During service, I spent a lot of time thinking, writing, and learning while traveling in and around my countries of service. While serving as a teacher I gained new respect for teachers who work with children. I enjoyed it, but realized that my strength lay in educating adults. I came to realize that my long-term aspirations would be in adult education.

Matt Richards
Matt Richards, right, with his mother-in-law and nephew in Mafikeng, South Africa.

How did the Peace Corps benefit your career?

I think employers look favorably on those who have volunteered for causes that matter. The added international experience helped a lot since I was interested in international education. My Peace Corps service confirmed that I had chosen the right path — education — and helped me take important next steps toward my current career. After service, I took a job teaching adults in Ukraine and then South Africa, and after that in Turkey. These experiences in international education, along with my Peace Corps service, helped me secure my current job, which I love.

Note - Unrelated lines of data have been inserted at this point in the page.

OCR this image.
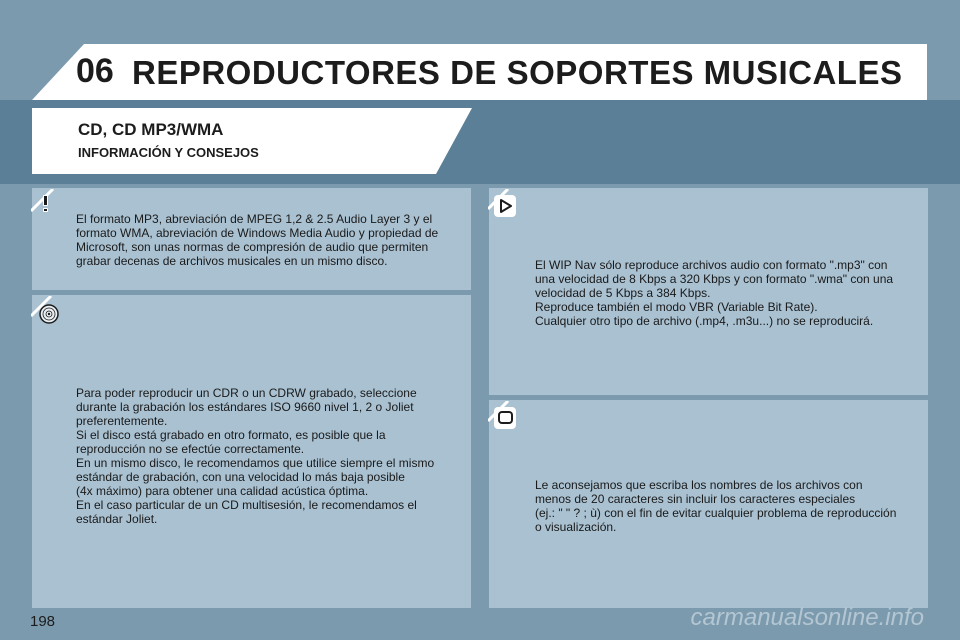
06 REPRODUCTORES DE SOPORTES MUSICALES
CD, CD MP3/WMA
INFORMACIÓN Y CONSEJOS

El formato MP3, abreviación de MPEG 1,2 & 2.5 Audio Layer 3 y el
formato WMA, abreviación de Windows Media Audio y propiedad de
Microsoft, son unas normas de compresión de audio que permiten
grabar decenas de archivos musicales en un mismo disco.

Para poder reproducir un CDR o un CDRW grabado, seleccione
durante la grabación los estándares ISO 9660 nivel 1, 2 o Joliet
preferentemente.
Si el disco está grabado en otro formato, es posible que la
reproducción no se efectúe correctamente.
En un mismo disco, le recomendamos que utilice siempre el mismo
estándar de grabación, con una velocidad lo más baja posible
(4x máximo) para obtener una calidad acústica óptima.
En el caso particular de un CD multisesión, le recomendamos el
estándar Joliet.

El WIP Nav sólo reproduce archivos audio con formato ".mp3" con
una velocidad de 8 Kbps a 320 Kbps y con formato ".wma" con una
velocidad de 5 Kbps a 384 Kbps.
Reproduce también el modo VBR (Variable Bit Rate).
Cualquier otro tipo de archivo (.mp4, .m3u...) no se reproducirá.

Le aconsejamos que escriba los nombres de los archivos con
menos de 20 caracteres sin incluir los caracteres especiales
(ej.: " " ? ; ù) con el fin de evitar cualquier problema de reproducción
o visualización.

198	carmanualsonline.info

What are some skills you gained during service?

1) Intercultural competence: As a young adult, I had served a Latter-day Saint mission in Spain for two years and I thought I understood intercultural competence. The level of integration I achieved in my small community in Moldova was far beyond anything I achieved as a missionary because I was living and working with local people. In fact, I learned some of Moldovan folk songs as well as the locals. Our group of Volunteers performed one song, “Codrii Mei,” at large events. I still sing this song to my two boys at bedtime. I’d also join in singing with others on long bus rides or around a dinner table in the evening with my host family and friends.

2) Leadership: My time in Peace Corps taught me how to understand, appreciate, connect with, and influence people from various cultures. This is real leadership — seeking first to understand others and support their strengths.

3) Language: I reached an advanced level in Romanian during service, which increased my confidence in carrying out my Peace Corps assignment. During pre-service training, I spent a lot of time with my first host family in a small village where no one spoke English. My tutors were usually the younger siblings in my host family or friends and neighbors who came to visit. If most television hadn’t been in Russian, I would have learned Romanian much faster! I later went on to study Russian for three years. Six years after service, I launched BYU’s online programs in Romania and Moldova.

4) Teaching: Peace Corps gave me more than three years of training and experience in the education field, providing the professional background I needed to jump-start my career. This experience also helped me understand that I was better suited to working with adult learners than youth. It proved to be foundational for me, since the rest of my career has been working with adult learners.

Matt Richards with his cohort
Matt Richards with his Peace Corps Response Volunteer friends in East London, South Africa.

5) Communication: In Moldova, I developed my writing skills during my free time, became comfortable standing in front of people teaching and presenting, used my verbal skills to influence colleagues in staff meetings, formed deep personal relationships with my host families, and read literature in multiple languages.

6) Mentoring: In Moldova, I offered after-school English clubs every day after school to a group of about 12 dedicated students. I still get thank-you notes from students who felt that the opportunity to learn and practice English, and the interest I took in their success, helped them secure jobs. One student, Ecaterina, now uses English as a program officer at the National Democratic Institute.

7) Project management: Opportunities for project management and hands-on experience were everywhere. In South Africa, I helped build, paint, and decorate a renovated day care center. I collaborated with community members on planning sessions where we brainstormed ideas, and I sketched some designs for the renovation. We all came together to do the work. The result of the collaboration was a day care that the community appreciated because it met a critical need and was beautiful.